To specifically investigate a potential role of JAM-C in the effector phase of arthritis, we tested the impact of anti-JAM-C antibody treatment in a model of K/BxN serum transfer-induced arthritis. Treatment with the anti-JAM-C antibody delayed the onset of K/BxN serum transfer-induced arthritis, as indicated by a significantly lower incidence of arthritis in anti-JAM-C antibody-treated mice as compared to isotype-matched control antibody-treated mice on day 3 (Figure 6a). In contrast, the severity of arthritis was not affected by the treatment in this model (Figure 6b). We also verified that injection of the isotype-matched control antibody 9B5 per se had no effect on the development of serum transfer-induced arthritis (data not shown).

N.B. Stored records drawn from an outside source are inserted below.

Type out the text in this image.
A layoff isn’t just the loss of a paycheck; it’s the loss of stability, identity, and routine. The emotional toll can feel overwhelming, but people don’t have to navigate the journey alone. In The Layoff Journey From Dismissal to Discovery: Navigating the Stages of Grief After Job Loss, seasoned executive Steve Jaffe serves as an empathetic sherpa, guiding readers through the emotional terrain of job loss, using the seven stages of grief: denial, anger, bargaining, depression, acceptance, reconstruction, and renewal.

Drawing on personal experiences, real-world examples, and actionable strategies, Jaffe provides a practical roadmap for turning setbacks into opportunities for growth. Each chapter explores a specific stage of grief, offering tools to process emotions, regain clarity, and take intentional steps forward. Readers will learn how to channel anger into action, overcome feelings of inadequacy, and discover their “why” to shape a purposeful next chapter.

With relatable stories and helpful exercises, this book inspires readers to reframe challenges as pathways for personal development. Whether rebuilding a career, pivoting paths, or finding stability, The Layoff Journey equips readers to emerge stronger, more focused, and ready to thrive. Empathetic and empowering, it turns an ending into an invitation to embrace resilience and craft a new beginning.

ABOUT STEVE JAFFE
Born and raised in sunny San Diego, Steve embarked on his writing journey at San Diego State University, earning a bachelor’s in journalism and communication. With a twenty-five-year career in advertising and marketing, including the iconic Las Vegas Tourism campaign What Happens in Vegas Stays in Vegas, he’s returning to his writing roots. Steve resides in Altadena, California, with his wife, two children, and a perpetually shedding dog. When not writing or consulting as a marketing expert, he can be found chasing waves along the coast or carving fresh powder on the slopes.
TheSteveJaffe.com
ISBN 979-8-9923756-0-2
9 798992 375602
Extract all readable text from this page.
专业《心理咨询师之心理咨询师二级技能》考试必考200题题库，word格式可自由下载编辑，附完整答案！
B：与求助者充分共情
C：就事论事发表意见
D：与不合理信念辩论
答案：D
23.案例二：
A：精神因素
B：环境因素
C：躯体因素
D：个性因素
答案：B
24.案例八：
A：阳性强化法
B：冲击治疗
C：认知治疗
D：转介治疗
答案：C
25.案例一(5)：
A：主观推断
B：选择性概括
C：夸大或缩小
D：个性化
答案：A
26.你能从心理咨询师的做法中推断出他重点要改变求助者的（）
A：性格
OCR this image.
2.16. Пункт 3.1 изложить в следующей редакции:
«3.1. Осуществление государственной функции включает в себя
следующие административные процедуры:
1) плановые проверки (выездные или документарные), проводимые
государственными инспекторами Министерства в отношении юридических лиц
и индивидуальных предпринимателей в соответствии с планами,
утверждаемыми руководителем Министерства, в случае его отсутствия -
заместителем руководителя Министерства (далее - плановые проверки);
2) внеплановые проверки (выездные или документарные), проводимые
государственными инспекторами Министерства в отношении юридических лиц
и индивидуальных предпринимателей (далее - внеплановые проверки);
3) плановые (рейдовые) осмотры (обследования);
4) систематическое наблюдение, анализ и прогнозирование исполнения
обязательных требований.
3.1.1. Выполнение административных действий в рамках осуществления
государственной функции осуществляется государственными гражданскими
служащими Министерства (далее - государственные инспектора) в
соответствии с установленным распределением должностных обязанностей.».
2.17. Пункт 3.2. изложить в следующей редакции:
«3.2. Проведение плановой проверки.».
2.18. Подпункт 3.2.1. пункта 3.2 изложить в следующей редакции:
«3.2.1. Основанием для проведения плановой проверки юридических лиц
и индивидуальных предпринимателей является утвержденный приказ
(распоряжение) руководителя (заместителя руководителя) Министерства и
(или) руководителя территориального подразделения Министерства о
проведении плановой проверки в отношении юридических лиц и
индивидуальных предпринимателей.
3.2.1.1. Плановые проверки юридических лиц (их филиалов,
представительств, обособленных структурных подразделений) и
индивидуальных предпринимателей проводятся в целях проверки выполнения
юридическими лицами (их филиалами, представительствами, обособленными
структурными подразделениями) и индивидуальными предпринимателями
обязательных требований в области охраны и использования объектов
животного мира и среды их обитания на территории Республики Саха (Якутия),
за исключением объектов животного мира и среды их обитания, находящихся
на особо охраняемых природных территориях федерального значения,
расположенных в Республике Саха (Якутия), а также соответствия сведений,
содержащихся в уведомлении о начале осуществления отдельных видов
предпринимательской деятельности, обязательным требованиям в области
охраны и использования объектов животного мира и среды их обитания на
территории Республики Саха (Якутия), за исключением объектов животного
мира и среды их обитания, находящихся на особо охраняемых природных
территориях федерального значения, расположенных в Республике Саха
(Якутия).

Histological analysis of the paws showed no difference between anti-JAM-C antibody-treated and control mice at day 13 (Figure 6c), although we cannot exclude the possibility that histological differences, and in particular differences in neutrophil infiltration, could have been detectable at an earlier time point. The serum SAA levels, which are not significantly increased in this model, were not affected by treatment with the anti-JAM-C antibody. In contrast, ConA-induced spleen cell proliferation in vitro was decreased in anti-JAM-C antibody-treated arthritic mice as compared to isotype-matched antibody-treated controls (fold increase in proliferation over unstimulated control cultures: 11.3 ± 0.67 for anti-JAM-C antibody-treated mice, n = 10; 37.1 ± 4.49 for control mice, n = 10; p < 0.05).